Allée des Cygnes

Muriel Guigo

Allée des Cygnes, sous l'oeil fidèle et bienveillant de la dame de fer jusqu'au regard de vigie de la statue de la Liberté, sage sur mon banc en attendant de me pendre à ton cou, je me prépare au spectacle improvisé d'anonymes animés.

Sur le viaduc de Passy, surplombant cette oasis au milieu des flots, telle une barge ayant posé l'ancre entre rive gauche et rive droite, le métropolitain charrie, à intervalles réguliers, son flux noyé de quidams bigarrés.

En contrebas, point de cygnes majestueux, mais des canards en rang serré et leur progéniture filant en goguette sur la Seine où quelques pêcheurs statiques sur leur ponton scrutent, fébriles, les ronds dans l'eau de possibles poissons-chats, silures et autres habitants du fleuve, prêts dans un ultime accès de désespoir, à se prendre à leur ligne.

Entre les ponts de Bir-Hakeim et de Grenelle, long ruban ondoyant, l'allée bordée de marronniers et d'essences variées déroule ses charmes au fil des saisons où promeneurs solitaires, joggeurs et couples enlacés goûtent l'ombrage bienfaisant en été, les couleurs chatoyantes et nostalgiques de l'automne, la clarté retrouvée en plein coeur de l'hiver, enfin le renouveau bourgeonnant du printemps, annoncé par le pépiement de la multitude d'oiseaux invisibles, nichant dans le vert tendre du feuillage renaissant.

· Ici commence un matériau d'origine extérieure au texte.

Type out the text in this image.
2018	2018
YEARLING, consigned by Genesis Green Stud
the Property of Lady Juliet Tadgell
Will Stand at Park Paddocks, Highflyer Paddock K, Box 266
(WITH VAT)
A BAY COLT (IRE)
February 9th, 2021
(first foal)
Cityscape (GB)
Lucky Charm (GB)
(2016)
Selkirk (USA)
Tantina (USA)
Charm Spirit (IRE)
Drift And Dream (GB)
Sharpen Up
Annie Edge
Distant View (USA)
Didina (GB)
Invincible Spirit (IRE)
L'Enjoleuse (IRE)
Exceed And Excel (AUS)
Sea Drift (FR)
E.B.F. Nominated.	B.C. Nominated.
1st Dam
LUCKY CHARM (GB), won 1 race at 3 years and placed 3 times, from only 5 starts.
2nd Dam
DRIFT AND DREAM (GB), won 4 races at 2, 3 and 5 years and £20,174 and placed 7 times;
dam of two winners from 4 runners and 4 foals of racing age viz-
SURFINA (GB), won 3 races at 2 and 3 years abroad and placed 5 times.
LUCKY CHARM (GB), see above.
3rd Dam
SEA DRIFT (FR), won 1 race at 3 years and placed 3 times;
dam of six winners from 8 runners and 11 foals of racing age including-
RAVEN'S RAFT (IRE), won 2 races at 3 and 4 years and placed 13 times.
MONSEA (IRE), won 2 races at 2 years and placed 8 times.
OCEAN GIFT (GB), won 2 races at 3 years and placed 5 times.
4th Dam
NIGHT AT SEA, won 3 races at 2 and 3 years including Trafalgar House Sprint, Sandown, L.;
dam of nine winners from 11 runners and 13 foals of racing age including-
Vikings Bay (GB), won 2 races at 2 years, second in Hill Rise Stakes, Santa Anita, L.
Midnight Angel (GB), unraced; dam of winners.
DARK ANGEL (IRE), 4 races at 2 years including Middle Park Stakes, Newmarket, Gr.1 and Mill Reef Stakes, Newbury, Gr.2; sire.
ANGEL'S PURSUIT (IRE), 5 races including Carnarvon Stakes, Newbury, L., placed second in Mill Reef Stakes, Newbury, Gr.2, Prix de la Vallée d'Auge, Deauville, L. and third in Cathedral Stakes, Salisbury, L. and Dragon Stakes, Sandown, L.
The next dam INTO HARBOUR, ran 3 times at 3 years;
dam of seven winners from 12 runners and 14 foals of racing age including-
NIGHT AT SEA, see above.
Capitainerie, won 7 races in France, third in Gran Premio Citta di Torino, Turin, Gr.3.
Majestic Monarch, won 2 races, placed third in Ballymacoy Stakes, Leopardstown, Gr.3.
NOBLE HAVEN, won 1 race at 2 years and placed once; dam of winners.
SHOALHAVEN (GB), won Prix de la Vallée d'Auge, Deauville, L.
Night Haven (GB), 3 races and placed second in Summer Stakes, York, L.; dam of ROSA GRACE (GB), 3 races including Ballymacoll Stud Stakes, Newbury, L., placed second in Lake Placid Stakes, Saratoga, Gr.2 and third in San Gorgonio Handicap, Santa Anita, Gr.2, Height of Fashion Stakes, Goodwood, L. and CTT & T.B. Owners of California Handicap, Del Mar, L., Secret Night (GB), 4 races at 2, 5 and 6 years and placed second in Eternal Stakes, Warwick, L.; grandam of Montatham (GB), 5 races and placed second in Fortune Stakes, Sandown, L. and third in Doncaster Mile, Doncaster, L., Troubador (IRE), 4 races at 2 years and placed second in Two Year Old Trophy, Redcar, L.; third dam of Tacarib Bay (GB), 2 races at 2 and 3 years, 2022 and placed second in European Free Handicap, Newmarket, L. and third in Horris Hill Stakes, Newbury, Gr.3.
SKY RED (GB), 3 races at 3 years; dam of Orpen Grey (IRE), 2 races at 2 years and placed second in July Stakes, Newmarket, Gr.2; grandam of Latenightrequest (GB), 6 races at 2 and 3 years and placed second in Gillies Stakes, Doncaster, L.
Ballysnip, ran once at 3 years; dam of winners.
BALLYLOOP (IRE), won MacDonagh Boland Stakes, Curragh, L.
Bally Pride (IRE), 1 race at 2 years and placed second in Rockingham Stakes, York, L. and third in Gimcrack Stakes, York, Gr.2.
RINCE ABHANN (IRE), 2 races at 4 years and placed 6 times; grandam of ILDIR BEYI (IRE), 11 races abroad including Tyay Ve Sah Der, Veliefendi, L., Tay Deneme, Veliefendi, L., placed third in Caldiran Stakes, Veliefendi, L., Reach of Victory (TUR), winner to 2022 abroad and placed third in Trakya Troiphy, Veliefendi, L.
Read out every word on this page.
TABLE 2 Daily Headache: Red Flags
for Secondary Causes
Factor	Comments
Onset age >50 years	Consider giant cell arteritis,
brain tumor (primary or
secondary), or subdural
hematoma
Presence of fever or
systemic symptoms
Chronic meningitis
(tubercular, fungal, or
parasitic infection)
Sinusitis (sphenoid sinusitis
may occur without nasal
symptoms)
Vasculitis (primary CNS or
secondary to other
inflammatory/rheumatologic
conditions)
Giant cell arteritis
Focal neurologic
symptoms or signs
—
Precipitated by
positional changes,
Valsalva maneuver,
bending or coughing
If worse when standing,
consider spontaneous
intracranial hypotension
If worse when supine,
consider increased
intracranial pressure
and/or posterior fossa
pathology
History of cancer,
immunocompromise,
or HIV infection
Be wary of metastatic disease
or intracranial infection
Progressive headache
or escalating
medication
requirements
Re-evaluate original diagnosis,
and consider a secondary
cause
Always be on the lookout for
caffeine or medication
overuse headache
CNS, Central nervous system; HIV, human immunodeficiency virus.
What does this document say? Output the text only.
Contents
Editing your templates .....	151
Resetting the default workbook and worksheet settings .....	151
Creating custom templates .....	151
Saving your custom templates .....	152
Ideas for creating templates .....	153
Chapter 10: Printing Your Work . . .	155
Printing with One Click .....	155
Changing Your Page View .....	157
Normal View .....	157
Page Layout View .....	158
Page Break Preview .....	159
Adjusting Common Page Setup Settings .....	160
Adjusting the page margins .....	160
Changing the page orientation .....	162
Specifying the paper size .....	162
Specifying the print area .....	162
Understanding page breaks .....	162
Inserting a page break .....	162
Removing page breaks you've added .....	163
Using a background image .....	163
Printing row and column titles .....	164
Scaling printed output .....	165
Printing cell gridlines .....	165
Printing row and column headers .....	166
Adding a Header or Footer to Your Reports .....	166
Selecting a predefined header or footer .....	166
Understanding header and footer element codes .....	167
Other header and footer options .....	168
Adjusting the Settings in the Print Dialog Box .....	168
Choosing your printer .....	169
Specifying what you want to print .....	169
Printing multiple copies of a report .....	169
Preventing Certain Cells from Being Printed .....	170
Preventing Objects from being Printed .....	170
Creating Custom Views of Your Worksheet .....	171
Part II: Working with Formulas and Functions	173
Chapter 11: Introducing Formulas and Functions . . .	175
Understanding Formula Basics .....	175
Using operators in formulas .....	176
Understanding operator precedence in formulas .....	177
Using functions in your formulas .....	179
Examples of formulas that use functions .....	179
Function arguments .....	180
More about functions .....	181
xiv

Alors que barges et péniches venues de l'ouest remontent leur lourde charge sur les quais parisiens, les bâteaux-mouches, en une navette quotidienne, embarquent les touristes devenus, pour un temps, les aventuriers lointains de drakkars en expédition.

Ilôt de verdure flottant dans son écrin de jaspe mouillé, balcon sur la Seine changeante au gré des humeurs et du temps qui s'étire, entre Passy et Grenelle, un havre de paix pour promeneurs solitaires, joggeurs et amants désunis.

Seule sur mon banc, me parviennent évanescentes, les notes égrenées d'un accordéon essouflé d'avoir tant joué ; je regarde le temps qui passe en contrebas, mais point de signe.